The purpose of vascular access, as it is called, is to facilitate access to continuous, high volumes of blood flow which flow from the patient to the dialysis machine and are then returned to the patient.

There are three alternatives which can be used to obtain vascular access: an arteriovenous fistula (AVF); an arteriovenous graft (AVG); or a venous catheter.

In AVF, a fistula (or connection between two parts of the body that are normally separate) is created surgically (under local anaesthesia), usually connecting a vein to an artery in the patient’s forearm. An AVF is useful since the vein involved grows larger and stronger, permitting easier and more reliable access for a line connecting the patient to the dialysis machine. It is considered as the best choice for long-term vascular access; however it can take some time to develop after the surgery – in extreme cases, up to two years.

If AVF is not possible (perhaps because the patient has small veins), an alternative is AVG in which surgeons graft a synthetic tube in place between the artery and the vein. AVG provides vascular access within a few weeks of the operation. Grafts have the advantage of speed over AVF, but may suffer from clotting problems and infections and have a shorter useful lifetime than AVF.

The easiest method for obtaining vascular access is by use of a catheter (a catheter is simply a hollow tube that can be inserted into a vein to allow blood to flow out or drugs to be administered). Catheterisation is used if the disease is detected at an advanced stage or progresses so rapidly that there is no time for AVF or AVG access to be established. The catheter used for hemodialysis has two chambers and permits flow of blood from the body to the dialyser and back again. They tend to be used as a temporary measure for up to a few months until a better alternative can be established. If long-term catheterisation (>3 weeks) is needed, the catheter is usually “tunnelled” under the skin for greater patient comfort.

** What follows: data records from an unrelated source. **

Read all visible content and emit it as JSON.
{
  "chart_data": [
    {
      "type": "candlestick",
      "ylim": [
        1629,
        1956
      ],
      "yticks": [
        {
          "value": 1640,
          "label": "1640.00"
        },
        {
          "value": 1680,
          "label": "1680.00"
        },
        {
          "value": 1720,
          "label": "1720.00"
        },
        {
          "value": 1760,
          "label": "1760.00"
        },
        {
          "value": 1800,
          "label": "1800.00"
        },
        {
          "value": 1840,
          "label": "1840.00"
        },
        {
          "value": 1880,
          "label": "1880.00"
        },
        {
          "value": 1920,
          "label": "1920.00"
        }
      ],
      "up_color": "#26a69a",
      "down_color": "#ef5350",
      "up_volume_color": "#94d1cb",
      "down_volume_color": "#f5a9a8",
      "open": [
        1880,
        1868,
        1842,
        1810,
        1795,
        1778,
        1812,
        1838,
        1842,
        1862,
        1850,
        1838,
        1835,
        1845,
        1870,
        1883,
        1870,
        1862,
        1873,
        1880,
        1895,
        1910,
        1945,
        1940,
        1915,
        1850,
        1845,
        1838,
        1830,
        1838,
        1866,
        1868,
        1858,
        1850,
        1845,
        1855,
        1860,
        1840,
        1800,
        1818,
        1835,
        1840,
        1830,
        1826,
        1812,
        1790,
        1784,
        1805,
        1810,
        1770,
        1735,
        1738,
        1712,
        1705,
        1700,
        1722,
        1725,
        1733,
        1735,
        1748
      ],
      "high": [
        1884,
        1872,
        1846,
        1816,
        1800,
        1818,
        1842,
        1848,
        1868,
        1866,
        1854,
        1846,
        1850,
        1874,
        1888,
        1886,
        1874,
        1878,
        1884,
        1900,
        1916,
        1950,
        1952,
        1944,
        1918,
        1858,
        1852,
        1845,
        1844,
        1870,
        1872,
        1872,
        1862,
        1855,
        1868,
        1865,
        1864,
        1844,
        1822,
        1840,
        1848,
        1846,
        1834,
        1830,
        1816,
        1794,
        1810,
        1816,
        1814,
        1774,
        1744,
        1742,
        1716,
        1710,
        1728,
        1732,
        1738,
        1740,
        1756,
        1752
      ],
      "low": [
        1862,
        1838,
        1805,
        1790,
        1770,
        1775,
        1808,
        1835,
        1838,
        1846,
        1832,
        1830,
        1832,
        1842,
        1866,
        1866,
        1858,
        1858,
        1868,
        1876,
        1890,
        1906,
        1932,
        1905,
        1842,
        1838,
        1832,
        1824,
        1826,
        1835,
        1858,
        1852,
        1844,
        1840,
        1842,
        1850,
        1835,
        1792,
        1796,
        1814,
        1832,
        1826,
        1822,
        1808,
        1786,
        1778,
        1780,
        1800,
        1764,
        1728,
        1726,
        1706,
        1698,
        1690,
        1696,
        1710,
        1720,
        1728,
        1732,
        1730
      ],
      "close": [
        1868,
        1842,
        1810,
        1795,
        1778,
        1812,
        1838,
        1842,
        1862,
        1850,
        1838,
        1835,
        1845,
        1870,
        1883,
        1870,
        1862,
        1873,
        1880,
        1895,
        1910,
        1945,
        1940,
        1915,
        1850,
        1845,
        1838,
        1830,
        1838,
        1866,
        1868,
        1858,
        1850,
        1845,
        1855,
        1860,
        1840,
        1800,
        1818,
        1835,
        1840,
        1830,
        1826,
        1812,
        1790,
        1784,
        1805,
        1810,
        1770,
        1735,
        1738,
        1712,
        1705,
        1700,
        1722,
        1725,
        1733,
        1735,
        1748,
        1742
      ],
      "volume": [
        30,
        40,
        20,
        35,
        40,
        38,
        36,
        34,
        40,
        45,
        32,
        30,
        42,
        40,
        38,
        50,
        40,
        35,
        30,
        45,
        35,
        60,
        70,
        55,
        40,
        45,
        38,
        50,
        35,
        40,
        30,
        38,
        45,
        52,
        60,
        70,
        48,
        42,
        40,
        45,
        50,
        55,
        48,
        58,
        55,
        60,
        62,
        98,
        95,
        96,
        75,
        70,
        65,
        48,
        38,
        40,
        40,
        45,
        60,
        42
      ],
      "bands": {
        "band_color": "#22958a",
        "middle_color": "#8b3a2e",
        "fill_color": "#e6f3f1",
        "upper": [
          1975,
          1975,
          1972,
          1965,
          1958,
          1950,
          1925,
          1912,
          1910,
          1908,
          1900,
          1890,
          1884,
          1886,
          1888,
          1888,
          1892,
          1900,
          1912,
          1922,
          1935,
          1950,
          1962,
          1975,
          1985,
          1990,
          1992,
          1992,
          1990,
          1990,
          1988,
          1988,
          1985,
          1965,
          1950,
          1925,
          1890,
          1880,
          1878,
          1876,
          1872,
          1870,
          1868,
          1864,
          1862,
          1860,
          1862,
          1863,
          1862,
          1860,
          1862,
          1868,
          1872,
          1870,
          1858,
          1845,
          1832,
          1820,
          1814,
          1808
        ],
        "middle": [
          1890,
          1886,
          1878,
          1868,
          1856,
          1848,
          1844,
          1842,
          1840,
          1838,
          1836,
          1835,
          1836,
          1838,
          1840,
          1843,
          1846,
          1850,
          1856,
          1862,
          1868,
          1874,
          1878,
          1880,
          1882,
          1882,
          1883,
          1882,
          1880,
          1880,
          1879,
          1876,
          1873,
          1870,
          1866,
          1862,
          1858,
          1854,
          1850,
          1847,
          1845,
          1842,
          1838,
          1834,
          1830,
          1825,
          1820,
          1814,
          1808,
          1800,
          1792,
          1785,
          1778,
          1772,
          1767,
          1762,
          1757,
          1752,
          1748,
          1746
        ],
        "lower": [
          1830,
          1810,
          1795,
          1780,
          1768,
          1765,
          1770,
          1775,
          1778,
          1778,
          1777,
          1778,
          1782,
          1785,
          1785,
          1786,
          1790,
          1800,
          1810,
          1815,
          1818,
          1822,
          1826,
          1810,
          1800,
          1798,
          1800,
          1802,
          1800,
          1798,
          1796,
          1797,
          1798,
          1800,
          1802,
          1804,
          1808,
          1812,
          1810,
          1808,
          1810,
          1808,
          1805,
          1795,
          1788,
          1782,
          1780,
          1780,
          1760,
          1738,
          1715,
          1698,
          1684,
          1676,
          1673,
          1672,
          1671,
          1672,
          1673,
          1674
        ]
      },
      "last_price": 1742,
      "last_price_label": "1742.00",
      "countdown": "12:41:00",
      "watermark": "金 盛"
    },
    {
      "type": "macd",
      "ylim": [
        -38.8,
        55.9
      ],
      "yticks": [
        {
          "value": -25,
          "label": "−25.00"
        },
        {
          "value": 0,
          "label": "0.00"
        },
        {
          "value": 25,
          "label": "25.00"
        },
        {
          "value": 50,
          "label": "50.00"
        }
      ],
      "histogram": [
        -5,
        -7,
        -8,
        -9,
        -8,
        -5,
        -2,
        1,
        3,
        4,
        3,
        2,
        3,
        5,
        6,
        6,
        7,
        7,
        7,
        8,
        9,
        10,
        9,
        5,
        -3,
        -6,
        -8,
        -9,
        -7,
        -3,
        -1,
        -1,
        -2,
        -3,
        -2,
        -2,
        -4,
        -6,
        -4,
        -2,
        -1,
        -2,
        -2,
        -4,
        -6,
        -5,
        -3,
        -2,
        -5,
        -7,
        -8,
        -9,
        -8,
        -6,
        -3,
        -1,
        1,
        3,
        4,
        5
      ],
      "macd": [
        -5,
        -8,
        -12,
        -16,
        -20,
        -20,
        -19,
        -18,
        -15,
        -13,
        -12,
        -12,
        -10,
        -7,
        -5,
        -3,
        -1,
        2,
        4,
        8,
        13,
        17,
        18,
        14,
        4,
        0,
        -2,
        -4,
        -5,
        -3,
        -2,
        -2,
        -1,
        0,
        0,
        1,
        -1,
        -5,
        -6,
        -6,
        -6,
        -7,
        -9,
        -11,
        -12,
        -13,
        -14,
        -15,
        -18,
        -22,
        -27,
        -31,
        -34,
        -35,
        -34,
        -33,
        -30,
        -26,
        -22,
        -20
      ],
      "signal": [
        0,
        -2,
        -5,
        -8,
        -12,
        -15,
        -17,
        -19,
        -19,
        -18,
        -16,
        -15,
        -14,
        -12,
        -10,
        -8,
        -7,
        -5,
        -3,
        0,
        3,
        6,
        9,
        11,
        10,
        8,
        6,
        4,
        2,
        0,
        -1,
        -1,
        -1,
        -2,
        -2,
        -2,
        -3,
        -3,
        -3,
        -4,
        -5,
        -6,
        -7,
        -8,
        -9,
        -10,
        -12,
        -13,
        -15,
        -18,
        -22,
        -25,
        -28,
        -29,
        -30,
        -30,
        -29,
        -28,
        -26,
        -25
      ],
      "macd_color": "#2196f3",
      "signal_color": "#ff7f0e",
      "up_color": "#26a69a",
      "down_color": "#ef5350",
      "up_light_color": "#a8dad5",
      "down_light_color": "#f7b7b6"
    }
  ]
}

Unfortunately, there have been dialysis deaths related to catheter usage. This can happen because catheters are prone to clogging and can become infected; a dangerous situation for somebody with a compromised renal system. If a blood clot breaks away, it could result in thrombosis or stroke.

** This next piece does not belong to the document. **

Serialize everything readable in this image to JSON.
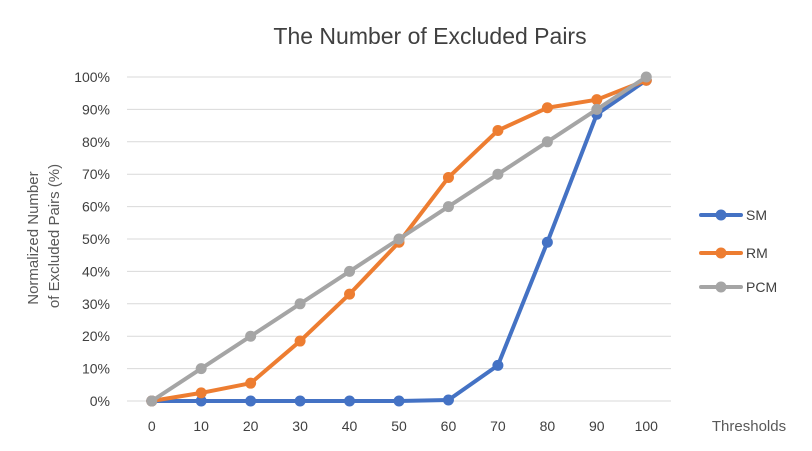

According to the US Renal Data System report, catheters are involved in between 48 and 73% of all end stage renal failure bacteraemia (or septicemias). Statistics show that the morbidity amongst non-diabetic individuals on haemodialysis is greatest for patients using catheters. It is believed to account for between 2750 and 5500 deaths each year (to put these figures into perspective, more than 500 000 Americans were receiving end stage renal failure care in 2007).